(Ⅲ)
「それはそれは古代の貴重な物品リロ! 古代技術の結晶リロ!」
リリロロは鼻息を荒くして目を輝かせながら、自信満々で色々と見せつけてくるが、ガラクタにしか見えない。
そして、取り出す度にごちゃごちゃ何か自慢げに説明しているのが、わりとうっとうしい。
ブラシのついた円盤。先端に筒状の輪がついた棒。丸い顔のエイリアンみたいなロボットの置物。小型の空気清浄機のようだが送風口がないもの。やたら分厚くて前が見えない構造の水中ゴーグル。そして、小型のタブレット――。
「あれ、これって士官に支給されてるのと同じ……?」
リリロロが取り出した小型タブレットを指さして、自分がもってるタブレットと見比べてみる。
「そうリロよ。
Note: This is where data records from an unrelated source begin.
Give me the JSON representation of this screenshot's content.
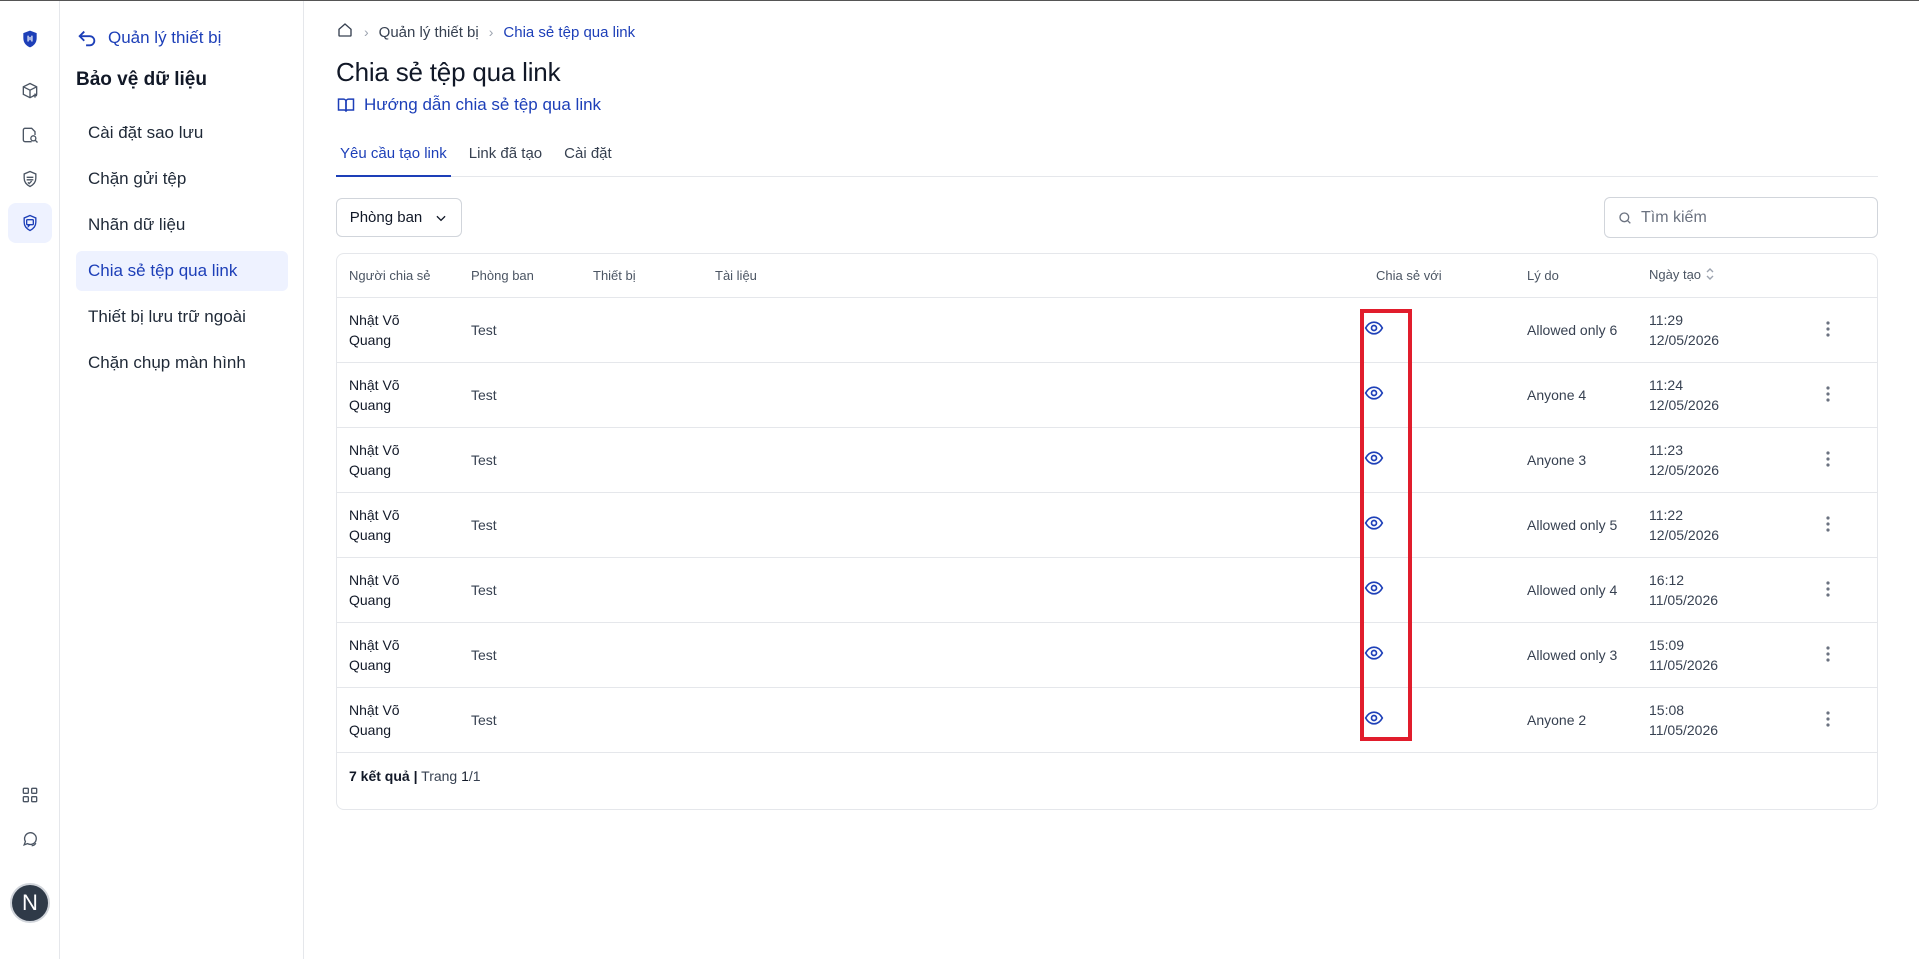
{
  "sidebar": {
    "back_label": "Quản lý thiết bị",
    "title": "Bảo vệ dữ liệu",
    "items": [
      {
        "label": "Cài đặt sao lưu"
      },
      {
        "label": "Chặn gửi tệp"
      },
      {
        "label": "Nhãn dữ liệu"
      },
      {
        "label": "Chia sẻ tệp qua link",
        "active": true
      },
      {
        "label": "Thiết bị lưu trữ ngoài"
      },
      {
        "label": "Chặn chụp màn hình"
      }
    ]
  },
  "rail": {
    "avatar_initial": "N",
    "icons": [
      "shield-logo-icon",
      "box-plus-icon",
      "document-search-icon",
      "shield-check-icon",
      "shield-chat-icon",
      "grid-icon",
      "chat-icon"
    ]
  },
  "breadcrumb": {
    "home_icon": "home-icon",
    "items": [
      "Quản lý thiết bị",
      "Chia sẻ tệp qua link"
    ]
  },
  "page": {
    "title": "Chia sẻ tệp qua link",
    "guide_link": "Hướng dẫn chia sẻ tệp qua link"
  },
  "tabs": [
    {
      "label": "Yêu cầu tạo link",
      "active": true
    },
    {
      "label": "Link đã tạo"
    },
    {
      "label": "Cài đặt"
    }
  ],
  "filter": {
    "department_label": "Phòng ban"
  },
  "search": {
    "placeholder": "Tìm kiếm"
  },
  "table": {
    "headers": [
      "Người chia sẻ",
      "Phòng ban",
      "Thiết bị",
      "Tài liệu",
      "Chia sẻ với",
      "Lý do",
      "Ngày tạo"
    ],
    "rows": [
      {
        "sharer": "Nhật Võ Quang",
        "department": "Test",
        "device": "",
        "document": "",
        "reason": "Allowed only 6",
        "time": "11:29",
        "date": "12/05/2026"
      },
      {
        "sharer": "Nhật Võ Quang",
        "department": "Test",
        "device": "",
        "document": "",
        "reason": "Anyone 4",
        "time": "11:24",
        "date": "12/05/2026"
      },
      {
        "sharer": "Nhật Võ Quang",
        "department": "Test",
        "device": "",
        "document": "",
        "reason": "Anyone 3",
        "time": "11:23",
        "date": "12/05/2026"
      },
      {
        "sharer": "Nhật Võ Quang",
        "department": "Test",
        "device": "",
        "document": "",
        "reason": "Allowed only 5",
        "time": "11:22",
        "date": "12/05/2026"
      },
      {
        "sharer": "Nhật Võ Quang",
        "department": "Test",
        "device": "",
        "document": "",
        "reason": "Allowed only 4",
        "time": "16:12",
        "date": "11/05/2026"
      },
      {
        "sharer": "Nhật Võ Quang",
        "department": "Test",
        "device": "",
        "document": "",
        "reason": "Allowed only 3",
        "time": "15:09",
        "date": "11/05/2026"
      },
      {
        "sharer": "Nhật Võ Quang",
        "department": "Test",
        "device": "",
        "document": "",
        "reason": "Anyone 2",
        "time": "15:08",
        "date": "11/05/2026"
      }
    ],
    "footer": {
      "count": "7 kết quả",
      "separator": "|",
      "page_label": "Trang",
      "current_page": "1",
      "page_sep": "/",
      "total_pages": "1"
    }
  },
  "colors": {
    "accent": "#1d3fb8",
    "highlight": "#e11d2c",
    "active_bg": "#eef2ff"
  }
}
士官さんのもってるその通信用タブレットも、オペレーターさんたちが使ってるコンピューターも、古代技術の転用で作られたものリロ。ただ、その本来の性能の十分の一も発揮できていないといわれているリロ」
「これも、古代技術の一部……?」
「そーいってるリロ! 人類が地下に住んでいた頃の、そのもっと前の話リロ。古代人からしてみれば士官さんたちが使ってる端末なんて、地層深く掘り尽くしてやっと見つけた絶滅種の化石に過ぎないけどリロね。 ふははリロ!」
そう言ってドヤ顔を見せつける。なぜこいつが誇らしげなのか。
「古代人はこれ以上の性能のもので何をやってたんだろ?」
「んーそれについてはリリロロもあまり詳しくないけど、古代人はそれを使って、みな、ひとつのネットワークで繋がっていたらしいリロ。国を超えた数多の情報も、個人の意思も、ひとつのサーバーにまとめられて、全人類がそれを閲覧できるような状態リロ」
「え? ……みんながみんな揃いも揃って、それに繋がっていたの? 何を言っても筒抜けじゃない?」
「当然拒否する民衆もいたと思うリロ。でも、そうした情報源に群がるように世界行政が何らかの方法で仕向けたんだと、リリロロは推察するリロ」
「そんなことをすれば、一つの情報でみんないっせいに操られるんじゃない?」
「もちろん、そんな問題もあったリロ。情報操作、思想改造、情報崇拝、なんでもありリロ。……でもそれは村社会の小さなネットワーク上でも同じリロ」
「規模の問題なんじゃないかなあ」
「そんな些末な問題よりも、技術の発展を優先することが人類発展への展望にほかならないとリリロロは考えるリロ!」
「人類の発展って? 情報に支配されることが?」
「それが正しいか間違いかは、つまるところ関係ないリロ。
人類の進歩は止めてはいけないリロ。それが正義リロ。今のこの世も、莫大な時間がかかっても、古代で行きついた先に、また必ず再到達するリロ。どのみち話はそれからリロン。……ま、リリロロたちの世代には関係ないだろうリロけど!」
と、言ってリリロロは雑貨を漁り始め、何かを取り出した。